LAHORE - How I can believe, renowned singer and my friend, A Nayyar, is dead. He was sick, he was disgruntled, he was a rebel and at the same time he had all along been a kind-hearted person tying to help those in need or those who had been abandoned by their near and dear ones. His was the voice that would not only long be remembered but also would never be substituted by anyone. He was rightly branded as Pakistani Kishore Kumar.
Only a couple of weeks back, he visited The Nation’s offices and spent some time in my office. He had another senior colleague of mine, Emanuel Sarfraz, as his old-time buddy. Sarfraz had long been persuading Nayyar to give up drinking. But he remained alcoholic for a long time. It was only some years back that under doctors’ advice, he quitted the ‘mother of all ills’.
The news of his death is going to completely devastate Emanuel who is abroad to cover the recently concluded presidential election in the United States. I was a fan of his style of singing. I was introduced to him by Emanuel at a Christmas Day function in 2010 where Nayyar performed after a prolonged illness. He was wonderful and he sang at full throttle of his voice all his popular songs and enthralled the audience.
On this occasion, Nayyar sounded very optimistic about future and reiterated his resolve to do something for Pakistani music that was losing its tune and tenor. He was very proud of his plan to set up a music academy where fresh singers could be groomed and trained in different disciplines of classical and semi-classical singing. But he could not translate his dream into reality despite his best efforts. The government denied him any support for the project.
Although he had a short era in the ever-sinking Pakistani film industry, he sang dozens of very popular songs. An estimate puts the figure at 6,200 songs he sang for films, Pakistan TV channels and private albums.
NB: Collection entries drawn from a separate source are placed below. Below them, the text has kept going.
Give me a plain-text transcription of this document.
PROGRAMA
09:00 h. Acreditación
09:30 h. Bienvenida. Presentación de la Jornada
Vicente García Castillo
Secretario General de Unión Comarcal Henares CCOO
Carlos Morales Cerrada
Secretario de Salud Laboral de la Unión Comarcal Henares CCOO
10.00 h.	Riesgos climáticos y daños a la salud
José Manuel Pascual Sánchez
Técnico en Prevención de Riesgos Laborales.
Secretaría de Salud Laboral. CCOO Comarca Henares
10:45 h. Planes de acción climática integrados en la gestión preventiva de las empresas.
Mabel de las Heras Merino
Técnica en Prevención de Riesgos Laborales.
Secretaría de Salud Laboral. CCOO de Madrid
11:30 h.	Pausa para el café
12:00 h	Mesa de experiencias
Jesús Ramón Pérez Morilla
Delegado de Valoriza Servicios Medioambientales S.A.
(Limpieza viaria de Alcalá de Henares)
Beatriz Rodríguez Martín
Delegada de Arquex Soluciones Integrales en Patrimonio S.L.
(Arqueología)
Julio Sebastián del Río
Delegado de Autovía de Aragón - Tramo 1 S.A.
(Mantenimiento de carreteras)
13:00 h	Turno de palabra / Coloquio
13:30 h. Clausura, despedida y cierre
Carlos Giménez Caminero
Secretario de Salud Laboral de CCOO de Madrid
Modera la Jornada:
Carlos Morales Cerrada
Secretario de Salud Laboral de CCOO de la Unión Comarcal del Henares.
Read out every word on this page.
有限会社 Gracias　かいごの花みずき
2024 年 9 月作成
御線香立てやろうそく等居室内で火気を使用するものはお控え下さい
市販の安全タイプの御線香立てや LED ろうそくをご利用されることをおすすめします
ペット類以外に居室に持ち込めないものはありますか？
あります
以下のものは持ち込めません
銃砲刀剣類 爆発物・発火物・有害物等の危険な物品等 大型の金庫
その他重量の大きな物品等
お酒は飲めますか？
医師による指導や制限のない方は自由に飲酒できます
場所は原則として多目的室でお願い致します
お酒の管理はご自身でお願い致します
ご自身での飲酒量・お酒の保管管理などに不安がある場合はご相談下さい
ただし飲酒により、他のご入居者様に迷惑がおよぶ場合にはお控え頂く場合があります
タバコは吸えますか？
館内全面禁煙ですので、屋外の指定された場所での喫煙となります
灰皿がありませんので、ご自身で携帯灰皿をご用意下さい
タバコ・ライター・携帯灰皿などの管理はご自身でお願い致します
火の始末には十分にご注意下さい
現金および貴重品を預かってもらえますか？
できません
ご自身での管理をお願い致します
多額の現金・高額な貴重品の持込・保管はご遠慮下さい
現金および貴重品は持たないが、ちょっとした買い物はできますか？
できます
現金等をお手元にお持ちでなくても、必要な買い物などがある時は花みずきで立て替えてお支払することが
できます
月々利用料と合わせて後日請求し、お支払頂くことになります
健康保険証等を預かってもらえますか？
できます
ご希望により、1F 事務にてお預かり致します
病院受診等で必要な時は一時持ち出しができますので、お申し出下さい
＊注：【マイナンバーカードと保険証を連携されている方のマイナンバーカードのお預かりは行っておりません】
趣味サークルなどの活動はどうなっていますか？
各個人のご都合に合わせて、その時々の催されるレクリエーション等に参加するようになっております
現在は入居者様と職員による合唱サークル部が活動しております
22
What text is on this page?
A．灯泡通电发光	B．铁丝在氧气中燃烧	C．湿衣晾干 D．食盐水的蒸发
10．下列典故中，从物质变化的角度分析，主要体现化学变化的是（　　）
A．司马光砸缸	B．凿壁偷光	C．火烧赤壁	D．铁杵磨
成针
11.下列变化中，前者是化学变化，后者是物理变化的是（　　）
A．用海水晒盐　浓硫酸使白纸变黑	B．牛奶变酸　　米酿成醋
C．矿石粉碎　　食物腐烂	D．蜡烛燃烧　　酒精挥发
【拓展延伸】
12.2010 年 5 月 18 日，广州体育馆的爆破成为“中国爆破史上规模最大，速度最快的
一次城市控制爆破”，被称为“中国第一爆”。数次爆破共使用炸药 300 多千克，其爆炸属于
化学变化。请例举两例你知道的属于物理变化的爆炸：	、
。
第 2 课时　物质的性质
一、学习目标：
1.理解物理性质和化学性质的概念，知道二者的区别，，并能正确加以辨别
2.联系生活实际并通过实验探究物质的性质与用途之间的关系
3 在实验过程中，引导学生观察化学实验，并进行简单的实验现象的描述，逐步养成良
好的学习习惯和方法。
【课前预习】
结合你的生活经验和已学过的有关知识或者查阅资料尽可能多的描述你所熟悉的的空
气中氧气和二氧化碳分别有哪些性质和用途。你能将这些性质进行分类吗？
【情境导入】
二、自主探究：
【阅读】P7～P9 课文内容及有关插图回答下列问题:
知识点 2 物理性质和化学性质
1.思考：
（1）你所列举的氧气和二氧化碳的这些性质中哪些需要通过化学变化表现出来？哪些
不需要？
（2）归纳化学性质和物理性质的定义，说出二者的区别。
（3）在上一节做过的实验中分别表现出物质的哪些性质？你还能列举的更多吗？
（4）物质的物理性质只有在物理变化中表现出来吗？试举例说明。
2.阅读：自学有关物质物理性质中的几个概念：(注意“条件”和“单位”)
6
He was a gifted artist who could sing in various languages, including Urdu, Punjabi and English. A large number of his Christmas corals used to be played in churches on different occasions.
In 1980, he joined a band titled ‘Avengers’ along with Sajjad Tafoo son of renowned music director Tafoo and remained attached to it until 1990 since he started getting invitations to sing for Pakistan Television Corporation.
A tragedy struck him when his 21-year-old son became an addict and died at the age of 27 despite Nayyar’s best efforts to get best treatment. But it was too late. Nayyar was totally devastated with this shock and remained away from music world and drowned his shock in liquor.
He is survived by three daughters; one of them is in the United States and another in Dubai while the third has just completed her education. Nayyar had been trying for several years that he be bestowed the President’s Pride of Performance Award so that he could arrange marriage of her youngest daughter. But all his attempts fell on the deaf ears of the Punjab and federal governments’ information high-ups. Many times, he termed this callous attitude of the officialdom as ‘the greatest betrayal’.
Nayyar started his career with singing a duet with Robina Badar for film ‘Bahisht’ in 1974. The song was: “Yunhi din kut jayen, yunhi sham dhal jaye”. The music director of this movie was A Hameed. He was the forth Christian singer of our film industry. The other three are: Renowned Saleem Raza, Irene Perveen and SB John.
It may be interesting to note that he became popular when his song for PTV “Beena Tera Naam”. Only close friends know that he prepared this song for his wife who he loved to the core and had nick-named her as ‘Beena’. He started his professional career from the PTV programme ‘Naey Fankar’ produced by Rafiq Warraich.
Nayyar received several offers from India to sing for their films that he blatantly refused on the pretext that India had a lot of talent, why I should not sing for my own country.